Noah gave us an inside look into his grandmother’s home where he grew up MTV Cribs style, “Oppression” edition, as he calls it.
His grandmother Koko described him as “energetic and really naughty” child, revealing she would hit him with her slipper when he was naughty. Growing up, he gave her a “tough time, “ so much so that she feared he’d be picked up by the “Flying Squad,” or police.
According to her, black men were only allowed occupations such as nursing, teaching, or being a police man. Nelson Mandela was the wonder they had hoped for. “Madiba!” she exclaimed at Noah’s first mention of Mandela. “He was just like our God on Earth, really,” she said.
Koko unveiled that kids thought Noah was white when they first saw him in the neighborhood and praised his mother for his lively personality.
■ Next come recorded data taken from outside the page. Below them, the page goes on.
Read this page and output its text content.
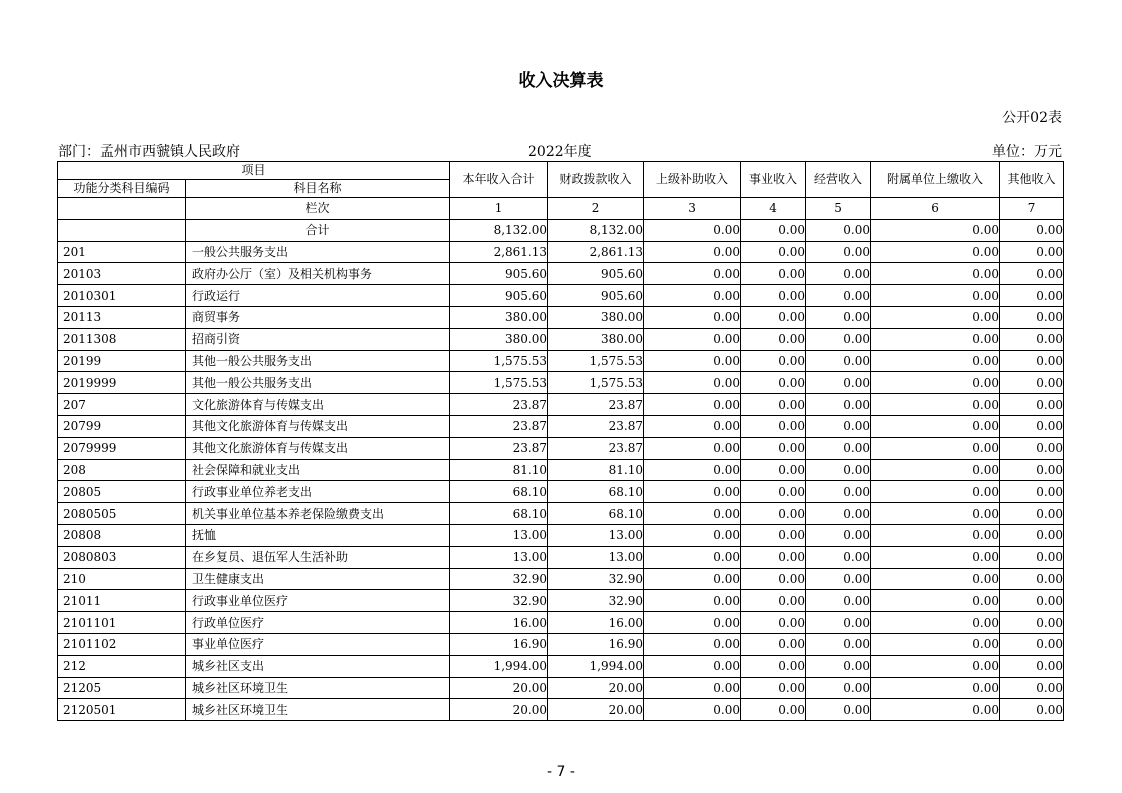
收入决算表
公开02表
部门：孟州市西虢镇人民政府	2022年度	单位：万元
项目		本年收入合计	财政拨款收入	上级补助收入	事业收入	经营收入	附属单位上缴收入	其他收入
功能分类科目编码	科目名称							
	栏次	1	2	3	4	5	6	7
	合计	8,132.00	8,132.00	0.00	0.00	0.00	0.00	0.00
201	一般公共服务支出	2,861.13	2,861.13	0.00	0.00	0.00	0.00	0.00
20103	政府办公厅（室）及相关机构事务	905.60	905.60	0.00	0.00	0.00	0.00	0.00
2010301	行政运行	905.60	905.60	0.00	0.00	0.00	0.00	0.00
20113	商贸事务	380.00	380.00	0.00	0.00	0.00	0.00	0.00
2011308	招商引资	380.00	380.00	0.00	0.00	0.00	0.00	0.00
20199	其他一般公共服务支出	1,575.53	1,575.53	0.00	0.00	0.00	0.00	0.00
2019999	其他一般公共服务支出	1,575.53	1,575.53	0.00	0.00	0.00	0.00	0.00
207	文化旅游体育与传媒支出	23.87	23.87	0.00	0.00	0.00	0.00	0.00
20799	其他文化旅游体育与传媒支出	23.87	23.87	0.00	0.00	0.00	0.00	0.00
2079999	其他文化旅游体育与传媒支出	23.87	23.87	0.00	0.00	0.00	0.00	0.00
208	社会保障和就业支出	81.10	81.10	0.00	0.00	0.00	0.00	0.00
20805	行政事业单位养老支出	68.10	68.10	0.00	0.00	0.00	0.00	0.00
2080505	机关事业单位基本养老保险缴费支出	68.10	68.10	0.00	0.00	0.00	0.00	0.00
20808	抚恤	13.00	13.00	0.00	0.00	0.00	0.00	0.00
2080803	在乡复员、退伍军人生活补助	13.00	13.00	0.00	0.00	0.00	0.00	0.00
210	卫生健康支出	32.90	32.90	0.00	0.00	0.00	0.00	0.00
21011	行政事业单位医疗	32.90	32.90	0.00	0.00	0.00	0.00	0.00
2101101	行政单位医疗	16.00	16.00	0.00	0.00	0.00	0.00	0.00
2101102	事业单位医疗	16.90	16.90	0.00	0.00	0.00	0.00	0.00
212	城乡社区支出	1,994.00	1,994.00	0.00	0.00	0.00	0.00	0.00
21205	城乡社区环境卫生	20.00	20.00	0.00	0.00	0.00	0.00	0.00
2120501	城乡社区环境卫生	20.00	20.00	0.00	0.00	0.00	0.00	0.00
- 7 -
She also said his mother went on to reach new heights in her career, managing white people, which was uncommon during her younger years.
They also discussed the remnants of apartheid in South Africa potentially being present today, to which his grandmother completely disagreed. “No, no thank you, “ she said.
The National Party instituted a system of racial segregation in 1948 known as apartheid. Races were evicted from their homes and communities and forced to live elsewhere. “Do you know what its like to dig for potatoes with your hands in the farm and receive no pay?” she recalls the menial labor of apartheid. She also mentioned having to bury and plant over one of the workers if they died in the field.